Question: Find the electric field intensity due to a uniformly charged spherical. i. Outside the shell and ...

Question

Find the electric field intensity due to a uniformly charged spherical.
i. Outside the shell and
ii. Inside the shell
Plot the graph of electric distance from the center of the shell.

Answer 1

Solution

Hint: To solve this problem we should understand about the electric field intensity and the concept behind it and then with the help of Gauss’s law and its formula, we will be finding the values required and hence we will approach our answer.
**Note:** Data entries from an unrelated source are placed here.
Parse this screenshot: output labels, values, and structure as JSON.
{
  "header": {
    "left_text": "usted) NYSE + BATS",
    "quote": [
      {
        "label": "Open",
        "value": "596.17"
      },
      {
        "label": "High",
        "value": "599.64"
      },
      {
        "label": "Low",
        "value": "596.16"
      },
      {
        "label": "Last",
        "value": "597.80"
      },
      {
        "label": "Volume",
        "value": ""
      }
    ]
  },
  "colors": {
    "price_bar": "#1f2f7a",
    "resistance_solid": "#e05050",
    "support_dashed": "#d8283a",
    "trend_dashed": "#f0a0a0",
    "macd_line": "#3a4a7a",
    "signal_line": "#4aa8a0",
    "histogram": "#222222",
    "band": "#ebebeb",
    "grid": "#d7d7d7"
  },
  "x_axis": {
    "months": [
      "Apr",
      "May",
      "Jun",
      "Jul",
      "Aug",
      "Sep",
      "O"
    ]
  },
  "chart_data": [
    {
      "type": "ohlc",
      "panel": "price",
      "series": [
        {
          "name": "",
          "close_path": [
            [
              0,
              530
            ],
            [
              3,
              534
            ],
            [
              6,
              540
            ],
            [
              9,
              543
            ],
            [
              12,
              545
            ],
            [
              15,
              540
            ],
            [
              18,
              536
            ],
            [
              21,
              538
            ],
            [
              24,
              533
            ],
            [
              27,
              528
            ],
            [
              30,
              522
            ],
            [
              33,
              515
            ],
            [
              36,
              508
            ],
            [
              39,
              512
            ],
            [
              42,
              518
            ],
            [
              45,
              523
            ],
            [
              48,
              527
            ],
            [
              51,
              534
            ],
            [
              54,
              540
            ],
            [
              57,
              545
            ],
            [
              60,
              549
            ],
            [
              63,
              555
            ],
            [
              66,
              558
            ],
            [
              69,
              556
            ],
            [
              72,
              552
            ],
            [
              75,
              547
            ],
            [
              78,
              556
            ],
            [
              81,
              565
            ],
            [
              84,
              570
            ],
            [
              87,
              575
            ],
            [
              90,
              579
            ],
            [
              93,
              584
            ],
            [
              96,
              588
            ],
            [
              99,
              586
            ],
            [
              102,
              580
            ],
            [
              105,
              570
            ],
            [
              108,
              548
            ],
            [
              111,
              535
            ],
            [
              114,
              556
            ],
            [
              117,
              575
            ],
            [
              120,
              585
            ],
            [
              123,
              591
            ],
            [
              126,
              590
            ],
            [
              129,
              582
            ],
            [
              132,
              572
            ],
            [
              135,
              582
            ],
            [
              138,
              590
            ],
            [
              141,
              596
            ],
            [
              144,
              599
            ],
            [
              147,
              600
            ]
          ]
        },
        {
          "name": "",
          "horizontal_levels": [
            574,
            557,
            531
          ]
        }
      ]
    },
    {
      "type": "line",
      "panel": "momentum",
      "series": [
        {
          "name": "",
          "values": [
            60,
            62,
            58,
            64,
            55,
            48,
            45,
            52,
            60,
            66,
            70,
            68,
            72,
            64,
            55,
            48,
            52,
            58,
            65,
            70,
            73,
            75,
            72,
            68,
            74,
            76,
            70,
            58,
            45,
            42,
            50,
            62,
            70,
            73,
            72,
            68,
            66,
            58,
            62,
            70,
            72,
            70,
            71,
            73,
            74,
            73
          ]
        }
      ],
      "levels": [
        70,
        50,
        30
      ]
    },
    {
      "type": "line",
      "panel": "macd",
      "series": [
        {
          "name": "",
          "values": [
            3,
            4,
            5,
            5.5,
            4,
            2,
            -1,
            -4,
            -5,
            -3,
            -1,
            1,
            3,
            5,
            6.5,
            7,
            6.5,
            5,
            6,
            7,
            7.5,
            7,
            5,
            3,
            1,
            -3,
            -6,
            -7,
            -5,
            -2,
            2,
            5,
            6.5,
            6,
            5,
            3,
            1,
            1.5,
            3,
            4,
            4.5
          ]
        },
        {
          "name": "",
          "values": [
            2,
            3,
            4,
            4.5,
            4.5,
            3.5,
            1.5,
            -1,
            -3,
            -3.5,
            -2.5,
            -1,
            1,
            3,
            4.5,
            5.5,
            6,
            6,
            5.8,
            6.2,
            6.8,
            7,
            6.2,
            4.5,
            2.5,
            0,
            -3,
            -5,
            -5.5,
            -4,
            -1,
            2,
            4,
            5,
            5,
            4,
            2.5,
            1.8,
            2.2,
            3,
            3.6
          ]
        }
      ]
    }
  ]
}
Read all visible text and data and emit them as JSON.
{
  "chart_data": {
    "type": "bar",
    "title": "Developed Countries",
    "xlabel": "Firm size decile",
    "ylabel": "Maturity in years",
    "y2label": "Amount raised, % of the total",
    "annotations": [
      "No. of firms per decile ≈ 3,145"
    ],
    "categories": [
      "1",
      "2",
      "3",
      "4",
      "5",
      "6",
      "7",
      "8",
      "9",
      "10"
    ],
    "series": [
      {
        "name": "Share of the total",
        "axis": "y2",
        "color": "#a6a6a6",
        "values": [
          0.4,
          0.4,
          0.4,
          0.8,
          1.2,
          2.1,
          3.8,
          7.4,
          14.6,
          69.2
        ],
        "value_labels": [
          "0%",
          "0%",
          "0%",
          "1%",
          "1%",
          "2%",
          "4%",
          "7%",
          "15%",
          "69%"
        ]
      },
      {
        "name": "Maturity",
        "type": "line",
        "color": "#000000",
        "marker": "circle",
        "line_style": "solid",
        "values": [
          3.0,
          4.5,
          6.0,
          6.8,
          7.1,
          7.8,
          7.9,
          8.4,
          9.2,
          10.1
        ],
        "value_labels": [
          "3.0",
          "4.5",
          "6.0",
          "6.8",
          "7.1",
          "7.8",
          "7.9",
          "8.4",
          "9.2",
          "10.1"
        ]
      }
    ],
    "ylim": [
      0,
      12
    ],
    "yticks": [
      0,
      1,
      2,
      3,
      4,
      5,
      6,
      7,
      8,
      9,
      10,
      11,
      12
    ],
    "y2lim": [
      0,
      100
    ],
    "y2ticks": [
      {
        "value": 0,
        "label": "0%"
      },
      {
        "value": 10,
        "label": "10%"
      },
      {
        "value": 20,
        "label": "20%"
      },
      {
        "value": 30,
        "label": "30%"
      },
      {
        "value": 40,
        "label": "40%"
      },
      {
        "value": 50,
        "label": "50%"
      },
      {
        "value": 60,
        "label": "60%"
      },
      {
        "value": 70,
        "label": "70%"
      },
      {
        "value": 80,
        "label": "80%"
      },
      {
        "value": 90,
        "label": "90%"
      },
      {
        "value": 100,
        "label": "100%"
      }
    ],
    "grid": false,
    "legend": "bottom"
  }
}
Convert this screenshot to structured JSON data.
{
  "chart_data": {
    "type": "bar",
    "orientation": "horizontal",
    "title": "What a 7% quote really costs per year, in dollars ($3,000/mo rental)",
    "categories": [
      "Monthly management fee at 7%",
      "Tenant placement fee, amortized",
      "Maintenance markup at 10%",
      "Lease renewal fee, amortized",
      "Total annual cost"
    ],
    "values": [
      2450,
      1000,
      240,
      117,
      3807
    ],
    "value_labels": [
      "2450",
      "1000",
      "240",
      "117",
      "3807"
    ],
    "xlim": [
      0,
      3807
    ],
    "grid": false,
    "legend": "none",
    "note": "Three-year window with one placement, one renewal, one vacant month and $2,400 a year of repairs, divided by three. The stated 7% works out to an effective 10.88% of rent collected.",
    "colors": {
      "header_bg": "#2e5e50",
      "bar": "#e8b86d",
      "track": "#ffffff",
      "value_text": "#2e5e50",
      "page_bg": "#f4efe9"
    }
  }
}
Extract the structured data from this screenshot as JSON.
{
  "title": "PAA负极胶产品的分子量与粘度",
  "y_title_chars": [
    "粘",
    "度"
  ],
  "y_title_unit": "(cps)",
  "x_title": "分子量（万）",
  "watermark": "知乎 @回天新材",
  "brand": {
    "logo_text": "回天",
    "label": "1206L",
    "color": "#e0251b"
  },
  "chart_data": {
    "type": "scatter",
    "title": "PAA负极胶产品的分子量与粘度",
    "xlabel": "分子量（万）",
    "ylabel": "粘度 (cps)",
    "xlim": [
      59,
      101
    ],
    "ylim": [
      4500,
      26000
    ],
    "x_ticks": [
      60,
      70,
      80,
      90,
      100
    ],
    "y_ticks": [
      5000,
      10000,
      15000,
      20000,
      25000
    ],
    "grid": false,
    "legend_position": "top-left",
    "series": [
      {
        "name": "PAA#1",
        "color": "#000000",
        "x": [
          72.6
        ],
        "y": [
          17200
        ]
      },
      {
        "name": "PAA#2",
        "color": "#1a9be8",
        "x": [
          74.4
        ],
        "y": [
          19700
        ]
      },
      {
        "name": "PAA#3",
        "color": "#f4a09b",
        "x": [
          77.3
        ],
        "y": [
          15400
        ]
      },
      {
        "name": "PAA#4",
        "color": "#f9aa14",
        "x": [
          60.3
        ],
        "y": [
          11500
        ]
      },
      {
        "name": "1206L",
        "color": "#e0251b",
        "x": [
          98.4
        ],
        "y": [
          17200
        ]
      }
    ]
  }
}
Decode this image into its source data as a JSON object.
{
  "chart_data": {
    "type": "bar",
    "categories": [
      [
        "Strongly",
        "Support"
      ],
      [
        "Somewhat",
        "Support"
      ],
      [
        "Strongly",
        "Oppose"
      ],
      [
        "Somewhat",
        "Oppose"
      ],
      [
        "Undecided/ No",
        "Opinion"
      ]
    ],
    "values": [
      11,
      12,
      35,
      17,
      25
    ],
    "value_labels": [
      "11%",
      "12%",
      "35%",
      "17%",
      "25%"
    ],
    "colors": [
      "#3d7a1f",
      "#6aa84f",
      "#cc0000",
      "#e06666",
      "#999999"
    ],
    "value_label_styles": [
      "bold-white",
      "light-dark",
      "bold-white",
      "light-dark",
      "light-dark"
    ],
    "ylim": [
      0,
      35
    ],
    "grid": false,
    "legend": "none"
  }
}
Complete step-by-step answer:
Gauss’s law- Gauss’s law is defined as the total electric flux through any closed surface is equal to the total charge enclosed by the surface.
Surface on which Gauss’s law is Applicative is known as Gaussian surface which need not be a real surface.
Let, a thin spherical shell of radius R having a positive charge q is uniformly distributed on the surface. As the electric field is symmetrical and directed radially outward, it means that the charge is distributed uniformly.

i. Electric field outside the shell:
For point r > R; let a spherical Gaussian surface of radius r.
Using gauss law, $\oint {E.ds = \dfrac{{{q_{end}}}}{{{q_0}}}}$
Since $\overrightarrow E$ is perpendicular to Gaussian surface , angle between $\overrightarrow E$ is 0
Also, $\overrightarrow E$ being constant, can be taken out of integral .
So, $E\left( {4\pi {r^2}} \right) = \dfrac{q}{{{q_0}}}$
So, $E = \dfrac{1}{{4\pi {\varepsilon _0}}}\,\dfrac{q}{{{r^2}}}$
Thus, the electric field outside a Shell is the same .

ii. Inside the shell:
Let, a Gaussian surface concentric with the shell of radius r (r >R)
So, $\oint {E.ds = E\left( {4\pi {r^2}} \right)}$
According to gauss law,
$E\left( {4\pi {r^2}} \right) = \dfrac{{{Q_{end}}}}{{{\varepsilon _0}}}$
The charge enclosed inside the spherical shell is 0.
So, $E = 0$
Therefore, due to the electric field, the uniformly charged spherical shell is zero at all points inside the shell.

Note - Gauss law is widely used in Electrostatics. Gauss’s law can be used to solve complex problems based on electric fields and also solve the complex electrostatic problems involving unique symmetries like cylindrical spherical or planar symmetry with the help of Gauss’s law.